Managing a highways company means taking on significant risk as well as responsibility.

The role of tech in protecting MDs from non-compliance prosecutions

Each year the Health and Safety Executive (HSE) launches hundreds of prosecutions against firms for health and safety legislation. The latest figures for 2019/2020 show a 95% conviction rate with £35.8 million fines, averaging £110,000 per case.

Whenever a company is prosecuted there’s always the chance that individuals will also face legal action for a breach of the employer’s duty of care responsibilities. It’s a risk that technology can help to mitigate.

What does the law say about legal responsibility?

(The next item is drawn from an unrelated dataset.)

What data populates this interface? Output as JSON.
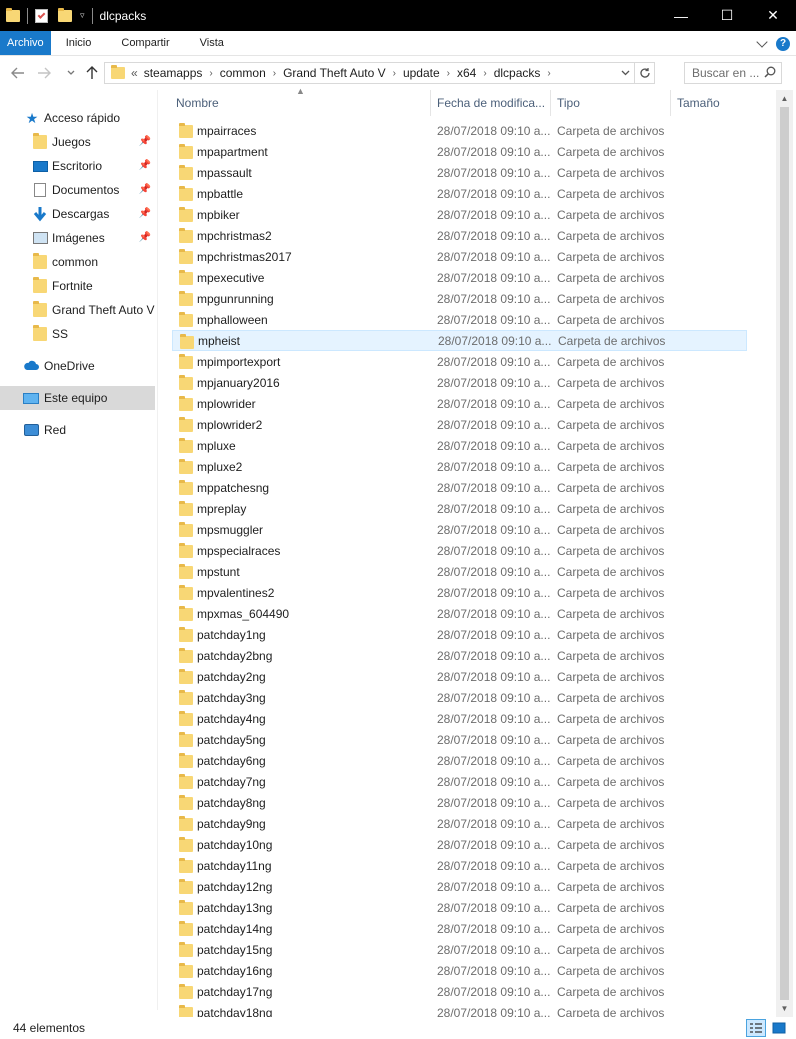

Under the Health and Safety at Work Act 1974, the responsibility for safety falls on the company rather than individual directors. But when an offence is deemed to be with the ‘consent or connivance’ of an individual, that person is liable to be prosecuted under section 37 of the 1974 act.

Consent means that a person knew about particular issues and connivance means that they failed to do anything about them. This results in a breach of their duty of care as an employer.

What are the potential punishments?

If prosecuted and found guilty, a Managing Director can be imprisoned for up to two years and fined an unlimited amount. While imprisonment is rare, fines of up to £20,000 are common.


Individuals can also be disqualified from being company directors for up to 15 years. The combination of a loss of employment and fines can result in the person facing personal bankruptcy.

How does HSE determine who to prosecute?

When the HSE investigates a breach, it looks closely at the management chain in place and the roles of those responsible for safety before determining whether an individual should be prosecuted alongside the company.

While knowing about a problem and doing nothing about it is one reason to prosecute a person, ignorance can also be determined as a duty of care breach. Managing Directors need to show that they have a management structure in place that allows them to identify and tackle potential risks.

Individual prosecutions are unlikely to occur if an adequate safety management system is operating and directors have not blatantly disregarded issues or failed to tackle obvious risks.

How can technology help reduce the risks?

Technology can help mitigate risks by improving the way that safety protocols within a highways business are implemented, tracked and enforced. A cloud-based system such as MyMobileWorkers helps to achieve this with a fully digital process:

  • Integrated workflow: All of the necessary safety checks and tasks are built into the workflow of a road crew and delivered in real-time by the mobile app. Task-specific policy reminders, notifications and confirmations help ensure that working safely and compliantly.

  • Digital tracking: Each H&S task, check and confirmation across a workforce is automatically logged and time-stamped, creating a digital safety trail. The system can also require photographs to be submitted to show adherence to relevant Chapter 8 regulations.

  • Enforced processes: Safety processes can be enforced, preventing workers from continuing with a task until they have completed a check or submitted a digital photograph. It makes identifying safety issues an active rather than a reactive process.

By combining these elements a highways company can maintain and monitor safety procedures in a much more effective way than is possible using a traditional management approach. While issues and accidents can still occur, it helps a company to demonstrate that robust protocols were in work was being done safely and compliantly.